There are several reasons why the meal that was in Jesus’ presence which he constituted as the Lord’s Supper cannot be shared across the internet’s bandwidth. First, this Supper is a churchly meal. The Supper that we receive has to be “this meal” that has been blessed by the prayer of consecration and words of institution. Just as Jesus instituted it with formal words, the Lord’s Supper has to be consecrated with those words by an ordained minister. People may well eat bread and drink wine as they watch a video from their pastor, but that is not really the Lord’s Supper. Even homes where an ordained teaching elder is present lack a full contingent of elders to preside at the table, which is another requirement for the Lord’s Supper to be properly administered.

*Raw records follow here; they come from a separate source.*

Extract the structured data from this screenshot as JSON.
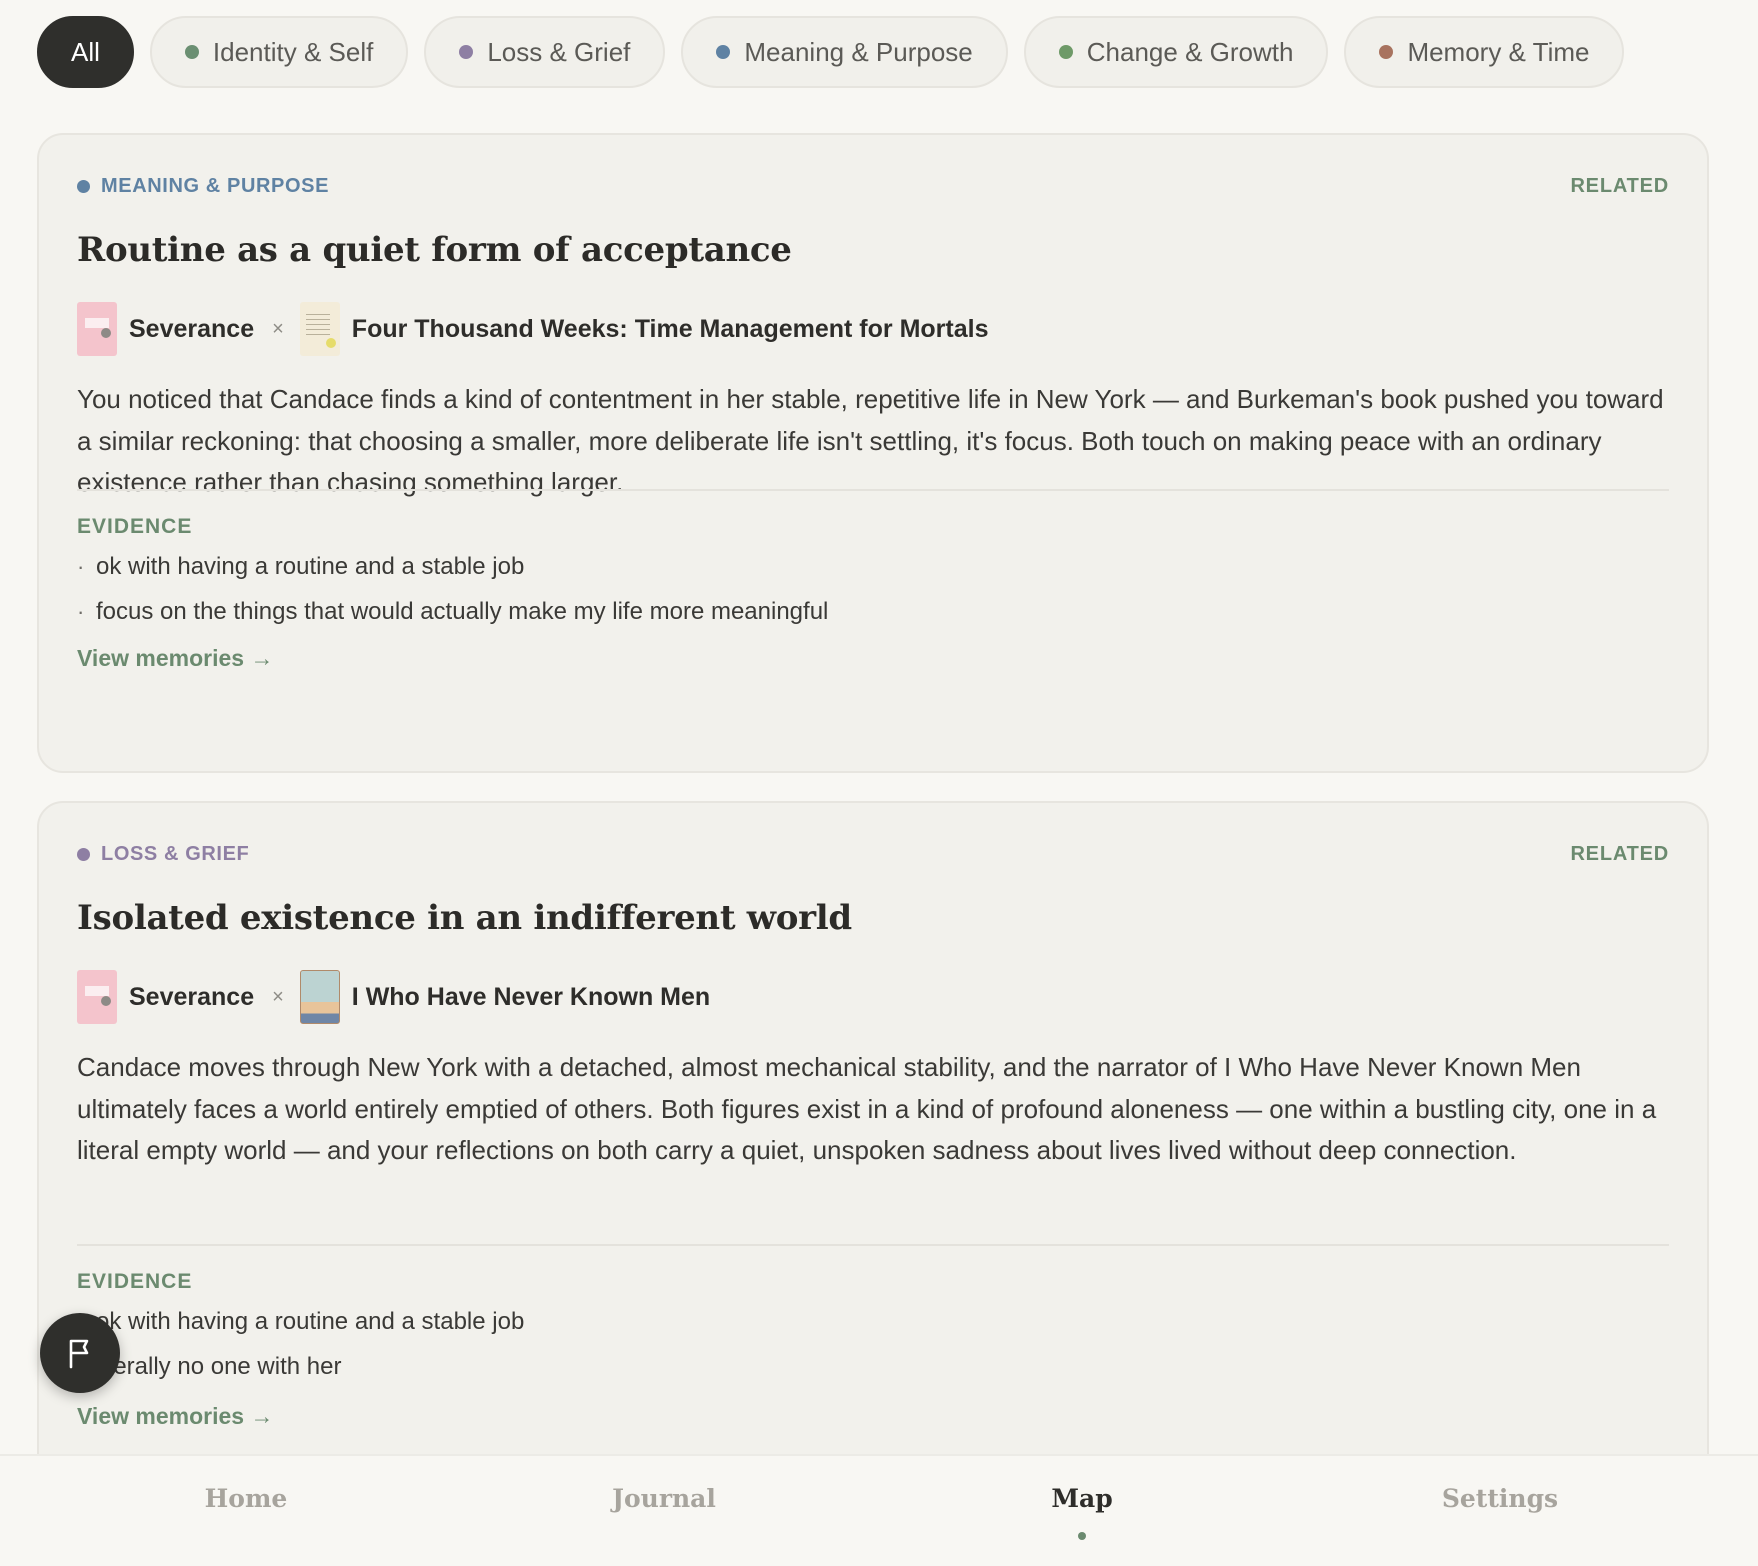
{
  "filters": [
    {
      "label": "All",
      "active": true,
      "color": ""
    },
    {
      "label": "Identity & Self",
      "active": false,
      "color": "#6b8f72"
    },
    {
      "label": "Loss & Grief",
      "active": false,
      "color": "#8e7fa3"
    },
    {
      "label": "Meaning & Purpose",
      "active": false,
      "color": "#5f82a3"
    },
    {
      "label": "Change & Growth",
      "active": false,
      "color": "#6e9a68"
    },
    {
      "label": "Memory & Time",
      "active": false,
      "color": "#a8735f"
    }
  ],
  "cards": [
    {
      "theme": "MEANING & PURPOSE",
      "theme_color": "#5f82a3",
      "related": "RELATED",
      "title": "Routine as a quiet form of acceptance",
      "media_a": {
        "name": "Severance",
        "cover": "pink-book-cover"
      },
      "separator": "×",
      "media_b": {
        "name": "Four Thousand Weeks: Time Management for Mortals",
        "cover": "cream-book-cover"
      },
      "description": "You noticed that Candace finds a kind of contentment in her stable, repetitive life in New York — and Burkeman's book pushed you toward a similar reckoning: that choosing a smaller, more deliberate life isn't settling, it's focus. Both touch on making peace with an ordinary existence rather than chasing something larger.",
      "evidence_label": "EVIDENCE",
      "evidence": [
        "ok with having a routine and a stable job",
        "focus on the things that would actually make my life more meaningful"
      ],
      "view_link": "View memories →"
    },
    {
      "theme": "LOSS & GRIEF",
      "theme_color": "#8e7fa3",
      "related": "RELATED",
      "title": "Isolated existence in an indifferent world",
      "media_a": {
        "name": "Severance",
        "cover": "pink-book-cover"
      },
      "separator": "×",
      "media_b": {
        "name": "I Who Have Never Known Men",
        "cover": "teal-book-cover"
      },
      "description": "Candace moves through New York with a detached, almost mechanical stability, and the narrator of I Who Have Never Known Men ultimately faces a world entirely emptied of others. Both figures exist in a kind of profound aloneness — one within a bustling city, one in a literal empty world — and your reflections on both carry a quiet, unspoken sadness about lives lived without deep connection.",
      "evidence_label": "EVIDENCE",
      "evidence": [
        "ok with having a routine and a stable job",
        "literally no one with her"
      ],
      "view_link": "View memories →"
    }
  ],
  "fab": {
    "icon": "flag-icon"
  },
  "nav": {
    "items": [
      "Home",
      "Journal",
      "Map",
      "Settings"
    ],
    "active": "Map"
  },
  "colors": {
    "accent": "#6b8a6f",
    "background": "#f8f7f3",
    "card": "#f2f1ec",
    "dark": "#2f2f2c"
  }
}
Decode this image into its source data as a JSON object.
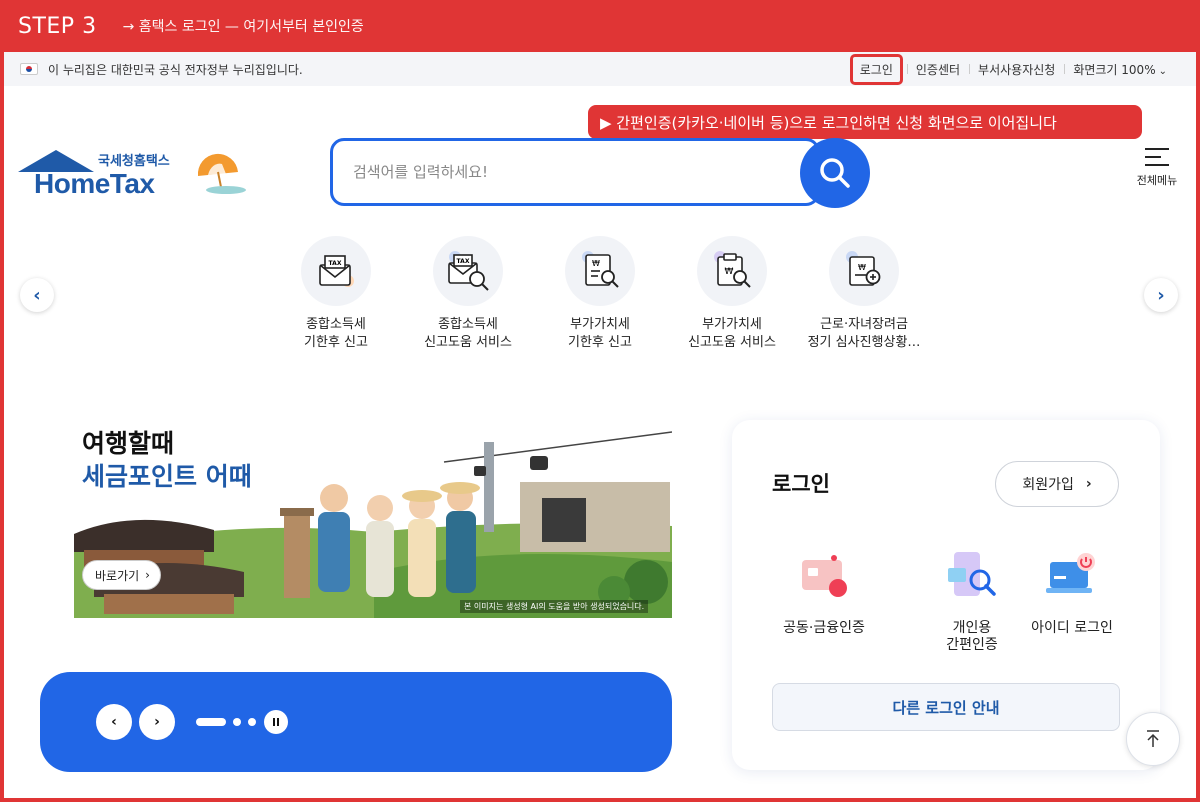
{
  "step": {
    "label": "STEP 3",
    "description": "→ 홈택스 로그인 — 여기서부터 본인인증"
  },
  "gov_bar": {
    "notice": "이 누리집은 대한민국 공식 전자정부 누리집입니다.",
    "links": {
      "login": "로그인",
      "cert_center": "인증센터",
      "dept_user": "부서사용자신청",
      "zoom": "화면크기 100%"
    }
  },
  "callout": "▶ 간편인증(카카오·네이버 등)으로 로그인하면 신청 화면으로 이어집니다",
  "header": {
    "logo_sub": "국세청홈택스",
    "logo_main": "HomeTax",
    "search_placeholder": "검색어를 입력하세요!",
    "menu_label": "전체메뉴"
  },
  "quick_menu": [
    {
      "line1": "종합소득세",
      "line2": "기한후 신고",
      "icon": "tax-envelope-icon"
    },
    {
      "line1": "종합소득세",
      "line2": "신고도움 서비스",
      "icon": "tax-search-icon"
    },
    {
      "line1": "부가가치세",
      "line2": "기한후 신고",
      "icon": "document-search-icon"
    },
    {
      "line1": "부가가치세",
      "line2": "신고도움 서비스",
      "icon": "won-clipboard-search-icon"
    },
    {
      "line1": "근로·자녀장려금",
      "line2": "정기 심사진행상황…",
      "icon": "document-plus-icon"
    }
  ],
  "banner": {
    "line1": "여행할때",
    "line2": "세금포인트 어때",
    "button": "바로가기",
    "note": "본 이미지는 생성형 AI의 도움을 받아 생성되었습니다."
  },
  "login": {
    "title": "로그인",
    "signup": "회원가입",
    "options": [
      {
        "line1": "공동·금융인증",
        "line2": "",
        "icon": "certificate-card-icon"
      },
      {
        "line1": "개인용",
        "line2": "간편인증",
        "icon": "simple-auth-phone-icon"
      },
      {
        "line1": "아이디 로그인",
        "line2": "",
        "icon": "laptop-power-icon"
      }
    ],
    "other": "다른 로그인 안내"
  },
  "colors": {
    "step_red": "#e03535",
    "brand_blue": "#1f5aa8",
    "accent_blue": "#2166e6"
  }
}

…[W]e should not try to normalize our present situation. The present pandemic is a really difficult time for churches. Certainly, we should be together under Word, sacrament, and prayer as the primary driver of our Christian life ordinarily. Those things are ordinary means of grace, but this is not an ordinary time. Yes, God will provide his people with necessary spiritual nourishment, but we should not try to force God’s ordinary means into God’s extraordinary providence. We need to endure through this time the best that we can in the ways that God will provide for us now. In one sense, Christians should feel as though they do not have everything that they want from church at the moment. Christians should feel a tension about this time when we cannot assemble because they should long to be together again in person to receive Word and sacrament. Rather, than feeling normal about our present circumstances by pretending that we can receive God’s ordinary means of grace over the internet, we should pray vigorously for God to end the present crisis.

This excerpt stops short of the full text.